Dass nicht alle Funktionäre den haarsträubenden Unsinn von einer erfolgreichen Offensive gegen den "Islamischen Staat" ernst nehmen, könnte natürlich eine gute Nachricht sein. Die viel interessantere Frage lautet allerdings, wer eigentlich die Kräfte sind, die diese absolut zerstörerische Strategie voranzutreiben. James Carden sprach neulich mit Blick auf Washingtons Ukraine-Politik von einer "Parteien übergreifenden Kriegsfraktion" aus Abgeordneten, Regierungsmitarbeitern und ihren Alliierten in den Massenmedien, welche versuchen, jede Entspannungsstrategie aus dem Außenministerium zu unterminieren.

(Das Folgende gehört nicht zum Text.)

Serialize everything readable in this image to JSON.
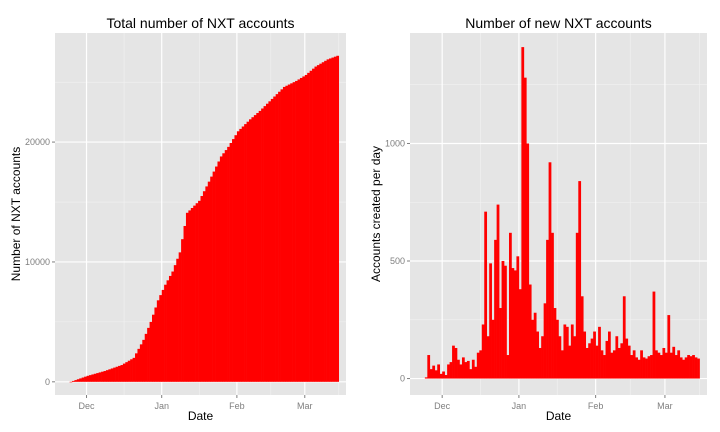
{
  "colors": {
    "panel_background": "#e5e5e5",
    "grid_major": "#ffffff",
    "grid_minor": "#f2f2f2",
    "bars": "#ff0000",
    "tick_text": "#7f7f7f"
  },
  "chart_data": [
    {
      "type": "area",
      "title": "Total number of NXT accounts",
      "xlabel": "Date",
      "ylabel": "Number of NXT accounts",
      "xlim": [
        "2013-11-18",
        "2014-03-18"
      ],
      "ylim": [
        -1100,
        29100
      ],
      "x_ticks": [
        {
          "date": "2013-12-01",
          "label": "Dec"
        },
        {
          "date": "2014-01-01",
          "label": "Jan"
        },
        {
          "date": "2014-02-01",
          "label": "Feb"
        },
        {
          "date": "2014-03-01",
          "label": "Mar"
        }
      ],
      "y_ticks": [
        {
          "value": 0,
          "label": "0"
        },
        {
          "value": 10000,
          "label": "10000"
        },
        {
          "value": 20000,
          "label": "20000"
        }
      ],
      "grid": true,
      "series": [
        {
          "x": [
            "2013-11-24",
            "2013-12-01",
            "2013-12-08",
            "2013-12-15",
            "2013-12-20",
            "2013-12-24",
            "2013-12-27",
            "2013-12-30",
            "2014-01-02",
            "2014-01-05",
            "2014-01-08",
            "2014-01-11",
            "2014-01-14",
            "2014-01-16",
            "2014-01-20",
            "2014-01-25",
            "2014-01-28",
            "2014-02-01",
            "2014-02-06",
            "2014-02-10",
            "2014-02-15",
            "2014-02-20",
            "2014-02-25",
            "2014-03-01",
            "2014-03-05",
            "2014-03-10",
            "2014-03-14"
          ],
          "values": [
            0,
            500,
            900,
            1400,
            2000,
            3500,
            5000,
            6800,
            8100,
            9200,
            10800,
            14100,
            14700,
            15100,
            16700,
            18800,
            19600,
            20900,
            21900,
            22600,
            23600,
            24600,
            25100,
            25600,
            26300,
            26900,
            27200
          ]
        }
      ]
    },
    {
      "type": "bar",
      "title": "Number of new NXT accounts",
      "xlabel": "Date",
      "ylabel": "Accounts created per day",
      "xlim": [
        "2013-11-18",
        "2014-03-18"
      ],
      "ylim": [
        -70,
        1470
      ],
      "x_ticks": [
        {
          "date": "2013-12-01",
          "label": "Dec"
        },
        {
          "date": "2014-01-01",
          "label": "Jan"
        },
        {
          "date": "2014-02-01",
          "label": "Feb"
        },
        {
          "date": "2014-03-01",
          "label": "Mar"
        }
      ],
      "y_ticks": [
        {
          "value": 0,
          "label": "0"
        },
        {
          "value": 500,
          "label": "500"
        },
        {
          "value": 1000,
          "label": "1000"
        }
      ],
      "grid": true,
      "series": [
        {
          "x": [
            "2013-11-24",
            "2013-11-25",
            "2013-11-26",
            "2013-11-27",
            "2013-11-28",
            "2013-11-29",
            "2013-11-30",
            "2013-12-01",
            "2013-12-02",
            "2013-12-03",
            "2013-12-04",
            "2013-12-05",
            "2013-12-06",
            "2013-12-07",
            "2013-12-08",
            "2013-12-09",
            "2013-12-10",
            "2013-12-11",
            "2013-12-12",
            "2013-12-13",
            "2013-12-14",
            "2013-12-15",
            "2013-12-16",
            "2013-12-17",
            "2013-12-18",
            "2013-12-19",
            "2013-12-20",
            "2013-12-21",
            "2013-12-22",
            "2013-12-23",
            "2013-12-24",
            "2013-12-25",
            "2013-12-26",
            "2013-12-27",
            "2013-12-28",
            "2013-12-29",
            "2013-12-30",
            "2013-12-31",
            "2014-01-01",
            "2014-01-02",
            "2014-01-03",
            "2014-01-04",
            "2014-01-05",
            "2014-01-06",
            "2014-01-07",
            "2014-01-08",
            "2014-01-09",
            "2014-01-10",
            "2014-01-11",
            "2014-01-12",
            "2014-01-13",
            "2014-01-14",
            "2014-01-15",
            "2014-01-16",
            "2014-01-17",
            "2014-01-18",
            "2014-01-19",
            "2014-01-20",
            "2014-01-21",
            "2014-01-22",
            "2014-01-23",
            "2014-01-24",
            "2014-01-25",
            "2014-01-26",
            "2014-01-27",
            "2014-01-28",
            "2014-01-29",
            "2014-01-30",
            "2014-01-31",
            "2014-02-01",
            "2014-02-02",
            "2014-02-03",
            "2014-02-04",
            "2014-02-05",
            "2014-02-06",
            "2014-02-07",
            "2014-02-08",
            "2014-02-09",
            "2014-02-10",
            "2014-02-11",
            "2014-02-12",
            "2014-02-13",
            "2014-02-14",
            "2014-02-15",
            "2014-02-16",
            "2014-02-17",
            "2014-02-18",
            "2014-02-19",
            "2014-02-20",
            "2014-02-21",
            "2014-02-22",
            "2014-02-23",
            "2014-02-24",
            "2014-02-25",
            "2014-02-26",
            "2014-02-27",
            "2014-02-28",
            "2014-03-01",
            "2014-03-02",
            "2014-03-03",
            "2014-03-04",
            "2014-03-05",
            "2014-03-06",
            "2014-03-07",
            "2014-03-08",
            "2014-03-09",
            "2014-03-10",
            "2014-03-11",
            "2014-03-12",
            "2014-03-13",
            "2014-03-14"
          ],
          "values": [
            5,
            100,
            40,
            55,
            35,
            60,
            20,
            30,
            15,
            60,
            70,
            140,
            130,
            80,
            60,
            90,
            70,
            75,
            40,
            80,
            50,
            110,
            120,
            230,
            710,
            180,
            490,
            250,
            590,
            740,
            300,
            500,
            480,
            100,
            620,
            470,
            460,
            520,
            380,
            1410,
            1280,
            1000,
            400,
            250,
            280,
            200,
            130,
            180,
            320,
            590,
            920,
            620,
            300,
            250,
            180,
            120,
            230,
            220,
            140,
            230,
            180,
            620,
            840,
            350,
            200,
            130,
            150,
            170,
            200,
            140,
            220,
            120,
            100,
            160,
            200,
            110,
            120,
            180,
            130,
            150,
            350,
            170,
            140,
            100,
            120,
            90,
            80,
            120,
            90,
            85,
            95,
            100,
            370,
            120,
            110,
            100,
            130,
            110,
            270,
            110,
            135,
            100,
            120,
            90,
            80,
            90,
            100,
            95,
            100,
            90,
            85
          ]
        }
      ]
    }
  ],
  "panels": [
    {
      "title": "Total number of NXT accounts",
      "xlabel": "Date",
      "ylabel": "Number of NXT accounts"
    },
    {
      "title": "Number of new NXT accounts",
      "xlabel": "Date",
      "ylabel": "Accounts created per day"
    }
  ]
}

Im IPG-Journal bezeichnete Jeffrey Sachs dieselben Personen als "eigentümliche Fusion" aus Sicherheitsapparat und Menschenrechtsgemeinschaft. "Der aktuelle Ansatz der Vereinigten Staaten - nämlich einen Zwei-Fronten-Krieg gegen den Islamischen Staat und das Regime von Präsident Baschar al-Assad zu führen - ist kläglich gescheitert", lautet die Bilanz des Direktor des Earth Institutes an der Columbia Universität. Herausgekommen sei eine einzige Katastrophe. Um in Syrien weiterzukommen, müssen die USA von ihrer unilateralen Forderung nach einem Regimewechsel abrücken und mit dem Rest des Sicherheitsrates, einschließlich China und Russland, hinsichtlich eines gemeinsamen Ansatzes zusammenarbeiten.

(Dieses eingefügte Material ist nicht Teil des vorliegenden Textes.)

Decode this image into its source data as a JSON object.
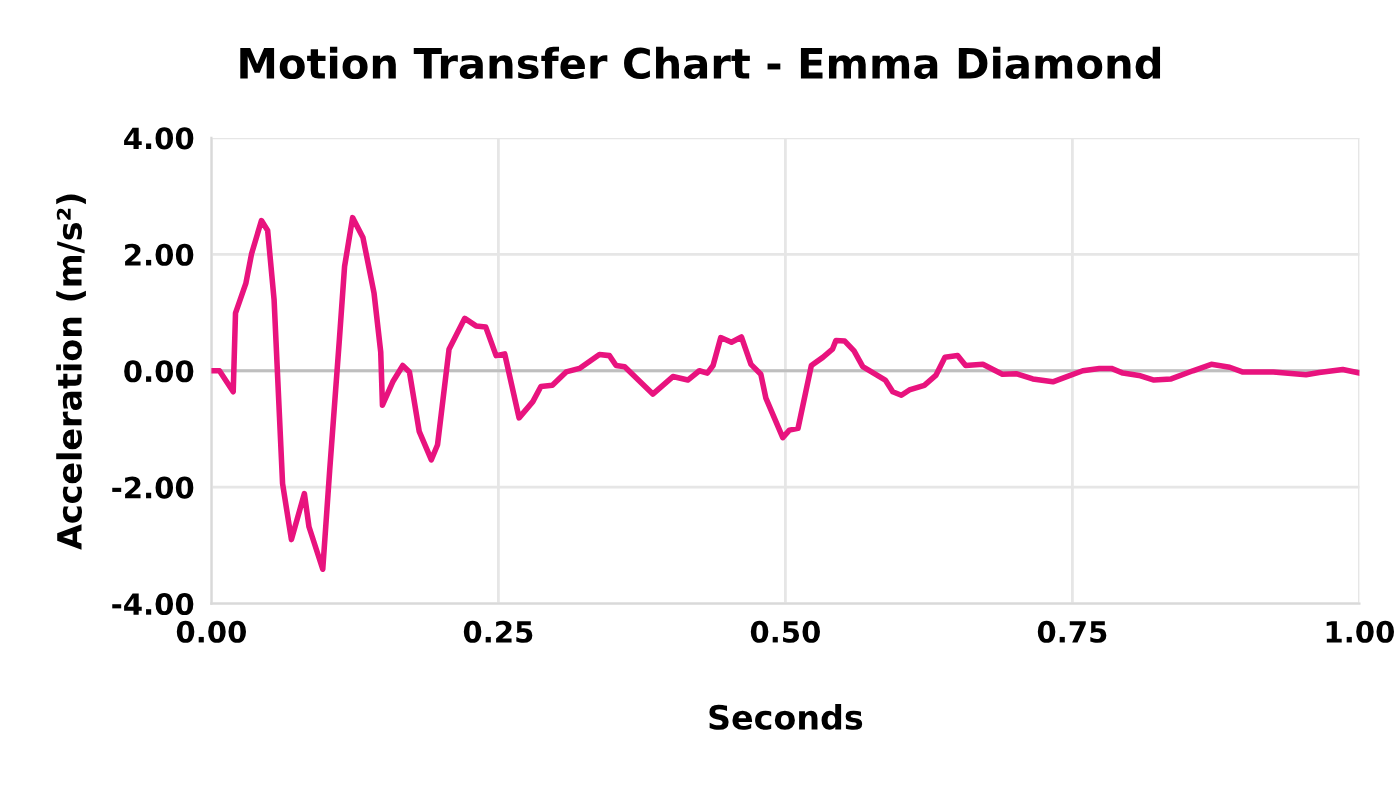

Die andere Seite lässt sich jedoch dank einer pluralen Öffentlichkeit ebenfalls namentlich benennen. Prominent positionierte sich kürzlich Ex-General David Petraeus, der ab 2004 maßgeblich daran beteiligt war, den sektiererischen Massenmord in der Region überhaupt erst anzuzetteln. Um die Organisation "Islamischer Staat" zu bekämpfen, so der ehemalige CIA-Chef, sollte man in Syrien stärker mit Al-Qaida zusammenarbeiten. Dabei verwies er auf eigene "positive Erfahrungen im Irak", wo seine Leute sunnitische Milizen anwarben, angeblich um Al-Qaida zu bekämpfen. Aus diesen - von den US-Streitkräften ausgebildeten - Milizen rekrutierte sich später ein wesentlicher Teil der Organisation "Islamischer Staat".

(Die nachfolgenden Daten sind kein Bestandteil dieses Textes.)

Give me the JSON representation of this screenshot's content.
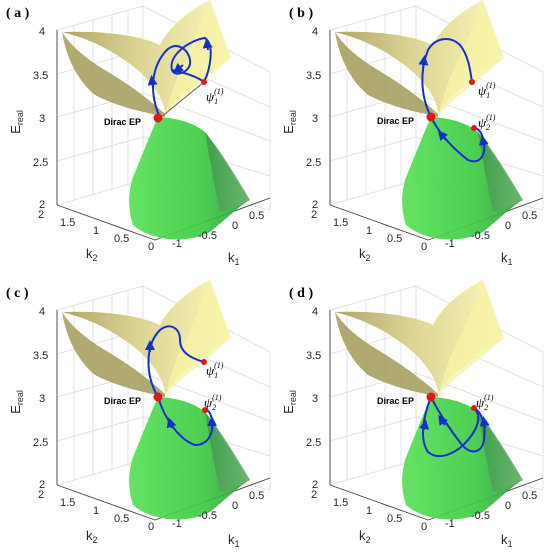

In die gleiche Richtung, und noch etwas deutlicher, argumentiert die Brookings Institution. Mit dem Bericht "Deconstructing Syria" schlägt Washingtons ältester Think-Thank vor, das Land komplett zerstören zu lassen. Die "internationale Gemeinschaft" sollte sich darauf konzentrieren, einige bestimmte Regionen als "Sicherheitszonen" zu halten. Aus diesen autonomen Gebieten heraus könnten die Alliierten - Saudi-Arabien und die Türkei - die von ihnen unterstützten Kräfte langfristig aufbauen. Das mittelfristige Ziel sollte ein konföderiertes Syrien sein, in dem ganz unterschiedliche Kräfte eine "möglicherweise gemäßigte" nationale Regierung bilden. "All das ist darauf angelegt, die Kämpfe anzuheizen, und verschlimmert die Lage der Menschen in Syrien noch", kommentierte Martina Doering in der Frankfurter Rundschau.

Der US-Journalist James Risen recherchierte für sein neues Buch das Milliardengeschäft mit dem "Kampf gegen den Terror", das viele Paradoxien in diesem endlosen Krieg erklären kann (USA: Der nationale Sicherheitsapparat wurde zur Dauereinrichtung). Er erklärt das System hinter den propagandistischen Lautsprechern des permanenten Massakers, das Netz aus Geheimdienstbehörden und ihren privatwirtschaftlichen Partnern. Vier Billionen Dollar an Steuergeldern haben die USA seit dem Jahr 2001 an den "Heimatschutzkomplex" verteilt, für einen Krieg, der deshalb nicht enden darf. "Die anschwellenden Ausgaben der Regierung für den Antiterrorkampf lösten einen wahren Goldrausch in der Sicherheitsindustrie aus", so Risen, der auch die gigantischen Schwarzgeld-Depots verfolgt, mit denen die CIA seit Jahren den Krieg am Laufen hält.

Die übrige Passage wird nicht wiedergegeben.